Nationalgeographic.co.id—Di dunia Romawi ada banyak cara berbeda untuk memaksa seseorang menjadi budak. Ini termasuk anak-anak yang lahir dalam perbudakan, orang-orang yang ditangkap dalam perang, individu yang dijual atau menjual diri mereka sendiri ke dalam perbudakan dan bayi yang ditinggalkan saat lahir.
Yang kurang umum adalah anak-anak yang dijual oleh orang tuanya, orang-orang yang diperbudak karena utang atau sebagai hukuman atas kejahatan, dan orang-orang yang menjadi korban penculikan dan pembajakan. Ada dua pasar perbudakan di kota Roma kuno, sebagaimana dilansir British Museum. Salah satunya di dekat Kuil Castor di Forum, yang lain di dekat Saepta Julia di Campus Martius.
Banyak orang tawanan perang yang diperbudak, terutama selama periode Republik (509 Sebelum Masehi hingga 27 Sebelum Masehi). Akibatnya, asal-usul mereka yang diperbudak bergeser seiring dengan ekspansi geografis Romawi.
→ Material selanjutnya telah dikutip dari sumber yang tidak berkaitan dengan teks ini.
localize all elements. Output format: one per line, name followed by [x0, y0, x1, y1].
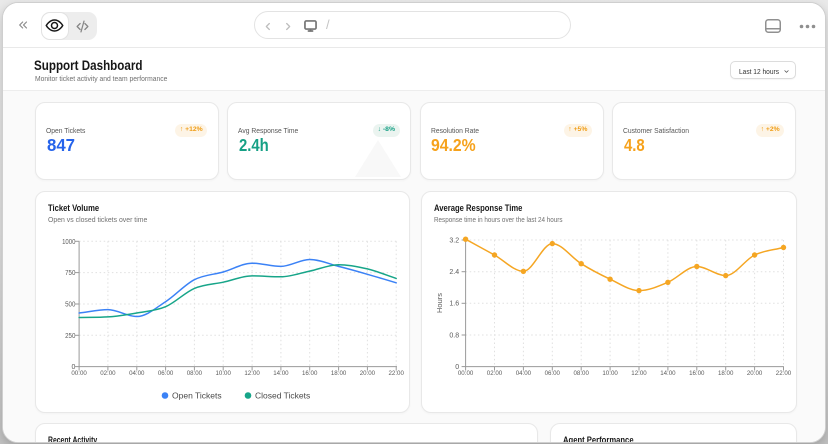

Pengamanan Augustus di Mediterania, pada akhir abad ke-1 SM, mengurangi jumlah orang-orang yang diperbudak melalui peperangan. Namun, pasokan tawanan terus berlanjut berkat penaklukan wilayah baru seperti Inggris dan Dacia (sekarang Rumania), perang perbatasan, dan penindasan pemberontakan.
Orang-orang Romawi juga memperdagangkan orang yang diperbudak melintasi dan di dalam perbatasan wilayah Romawi. Pada masa kekaisaran (27 Sebelum Masehi hingga 476 Masehi), orang-orang impor dapat datang dari daerah-daerah di luar perbatasan Romawi – Irlandia, Skotlandia, negara-negara Eropa Timur yang berbatasan dengan Rhine dan Danube, wilayah Laut Hitam, Semenanjung Arab, dan Afrika.
Orang-orang yang diperbudak juga bisa datang dari dalam perbatasan kekaisaran Romawi, misalnya dari Thrace, Asia Kecil dan Syria. Seperti disebutkan oleh penulis Romawi Varro, kota Efesus (di pantai Turki modern) adalah pusat perdagangan budak Romawi. Ketika penulis Romawi merujuk asal orang yang diperbudak, biasanya itu adalah provinsi di perbatasan kekaisaran, seperti Cappadocia dan Frigia (keduanya Turki modern) atau Suriah.
Pertanyaan tentang ras dan perbudakan di zaman Romawi adalah pertanyaan yang kompleks. Di dunia Romawi, orang-orang yang diperbudak berasal dari berbagai latar belakang etnis, seringkali sama dengan tuan mereka. Para pedagang harus mengungkapkan asal (natio) orang-orang yang mereka jual, yang menunjukkan bahwa orang-orang Romawi melihat karakteristik pribadi tertentu, kekuatan fisik, karakter dan perilaku, yang terkait dengan dari mana seseorang berasal. Ini pada gilirannya dapat menghalangi atau mendorong para pembeli.
Seberapa penting perbudakan di dunia Romawi?
Kisah perbudakan di Romawi kuno terdokumentasikan dengan baik. Berbagai sumber sastra, dokumen hukum, prasasti dan representasi artistik menunjukkan betapa umum orang-orang yang diperbudak dalam kehidupan sehari-hari. Namun kami tidak tahu angka pasti jumlah budak Romawi, sehingga sulit untuk memahami sepenuhnya pentingnya mereka bagi masyarakat Romawi dan ekonominya.
Para ahli memperkirakan sekitar 10% (tetapi mungkin hingga 20%) dari populasi kekaisaran Romawi diperbudak. Ini berarti, untuk perkiraan populasi kekaisaran Romawi 50 juta pada abad pertama Masehi, antara lima dan sepuluh juta orang di sana diperbudak. Jumlah ini akan didistribusikan secara tidak merata di seluruh kekaisaran, dengan konsentrasi yang lebih tinggi dari orang-orang yang diperbudak di daerah perkotaan dan di Italia.
Bukti-bukti yang bertahan menunjukkan bahwa orang-orang yang diperbudak memiliki berbagai pekerjaan. Banyak yang melakukan pekerjaan kasar di bawah pengawasan ketat, tetapi mereka juga dapat melakukan aktivitas yang lebih khusus dengan tingkat otonomi yang lebih tinggi. Beberapa sangat otonom dan bahkan bertanggung jawab atas orang lain yang diperbudak, yang dikenal sebagai dicarii.